The decline in the study of the humanities continues to be a problem, specifically in American higher education. According to Willard Dix, “…to prioritize departments that pay over those that may be elemental (English, history, philosophy, for example) but not ‘profitable,’ is wrongheaded in the long run.”
The Trouble with STEM
Schools certainly should keep their programs updated to fit the times. STEM fields–science, technology, engineering, and mathematics–are incredibly valuable in order to have a better understanding of humanity. They help society find ways to adapt and improve. Moreover, these fields have become accessible to everyone, not just men working towards their vocation.
However, a major “theme” found in research done on schools defunding the humanities is administrators misjudging students’ needs. School administrators assume that a student’s major will dictate his or her whole career. In most cases, this is not correct. Students switch majors constantly, and even then, many students do not work in the field they primarily studied.
In addition, many students that major in business, marketing, and finance or STEM lack many basic skills when they enter the job force. Debra Satz, dean of Stanford’s School of Humanities and Sciences, commented on this in a recent statement made to the Atlantic. “What I care about is that every student in engineering can think critically, can read carefully, and they can listen empathetically. That happens by taking courses in the humanities.”
Turning Things Around
Unfortunately, many schools have had to acknowledge that students are less likely to pursue humanities majors. This is a bigger problem at state colleges or universities. Studies done by Emsi shows that students attending state schools were much more likely to pursue a STEM or business major rather than the humanities and liberal arts. It is more difficult for many parochial and private institutions to pump out STEM drones like the big state schools. These schools typically don’t receive the same amount of government funding.

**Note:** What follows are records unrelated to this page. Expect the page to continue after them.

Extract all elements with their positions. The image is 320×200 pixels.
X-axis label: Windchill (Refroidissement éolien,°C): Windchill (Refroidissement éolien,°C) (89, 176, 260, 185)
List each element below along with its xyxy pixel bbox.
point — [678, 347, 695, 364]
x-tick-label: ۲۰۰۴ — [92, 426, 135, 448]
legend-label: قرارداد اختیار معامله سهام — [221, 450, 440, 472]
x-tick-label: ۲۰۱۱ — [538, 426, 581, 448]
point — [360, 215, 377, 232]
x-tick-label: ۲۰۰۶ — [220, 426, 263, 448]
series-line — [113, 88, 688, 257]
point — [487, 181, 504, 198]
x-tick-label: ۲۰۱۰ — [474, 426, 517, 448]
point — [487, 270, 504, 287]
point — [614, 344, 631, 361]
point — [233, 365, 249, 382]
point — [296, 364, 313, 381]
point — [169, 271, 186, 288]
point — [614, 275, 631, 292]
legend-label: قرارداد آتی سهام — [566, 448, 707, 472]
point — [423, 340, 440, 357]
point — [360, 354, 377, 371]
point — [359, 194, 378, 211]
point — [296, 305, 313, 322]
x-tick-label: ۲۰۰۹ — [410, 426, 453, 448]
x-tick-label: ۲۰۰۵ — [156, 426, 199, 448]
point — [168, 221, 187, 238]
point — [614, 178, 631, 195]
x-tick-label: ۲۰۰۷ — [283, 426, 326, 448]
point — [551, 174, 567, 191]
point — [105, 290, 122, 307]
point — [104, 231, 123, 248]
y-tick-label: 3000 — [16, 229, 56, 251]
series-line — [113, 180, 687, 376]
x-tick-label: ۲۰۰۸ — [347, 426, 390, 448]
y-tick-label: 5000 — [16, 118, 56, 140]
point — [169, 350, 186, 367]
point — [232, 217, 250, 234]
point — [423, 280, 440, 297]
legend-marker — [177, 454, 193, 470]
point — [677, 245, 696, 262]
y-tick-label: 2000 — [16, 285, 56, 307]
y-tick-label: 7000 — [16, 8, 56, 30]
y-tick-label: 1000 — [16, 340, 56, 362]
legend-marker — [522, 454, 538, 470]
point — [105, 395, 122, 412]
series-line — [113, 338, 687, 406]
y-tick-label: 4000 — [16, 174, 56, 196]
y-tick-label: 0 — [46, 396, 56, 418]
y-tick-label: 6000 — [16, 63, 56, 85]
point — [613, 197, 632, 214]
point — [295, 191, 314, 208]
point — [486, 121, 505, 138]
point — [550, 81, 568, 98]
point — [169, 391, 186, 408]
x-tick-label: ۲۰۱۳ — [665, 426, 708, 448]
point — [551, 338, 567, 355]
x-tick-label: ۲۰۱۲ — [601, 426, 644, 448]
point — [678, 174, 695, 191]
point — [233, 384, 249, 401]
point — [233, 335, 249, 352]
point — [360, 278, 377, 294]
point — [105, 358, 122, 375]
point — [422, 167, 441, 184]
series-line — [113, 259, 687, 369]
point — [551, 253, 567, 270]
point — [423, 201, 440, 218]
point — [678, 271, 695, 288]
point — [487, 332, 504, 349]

However, educators are really trying to push the importance of the humanities courses. A study done by the American Academy of Arts and Sciences found that, “When it comes to measures of career satisfaction, humanities grads are as satisfied as those who majored in STEM.” The study mentioned that they are generally more content with their careers and the amount of money that they make.
This should not be a big surprise. After all, the humanities teach students the basic critical thinking and communication skills needed in any job. Hopefully, more institutions will recognize this key fact and keep humanities courses at the heart of our educational system.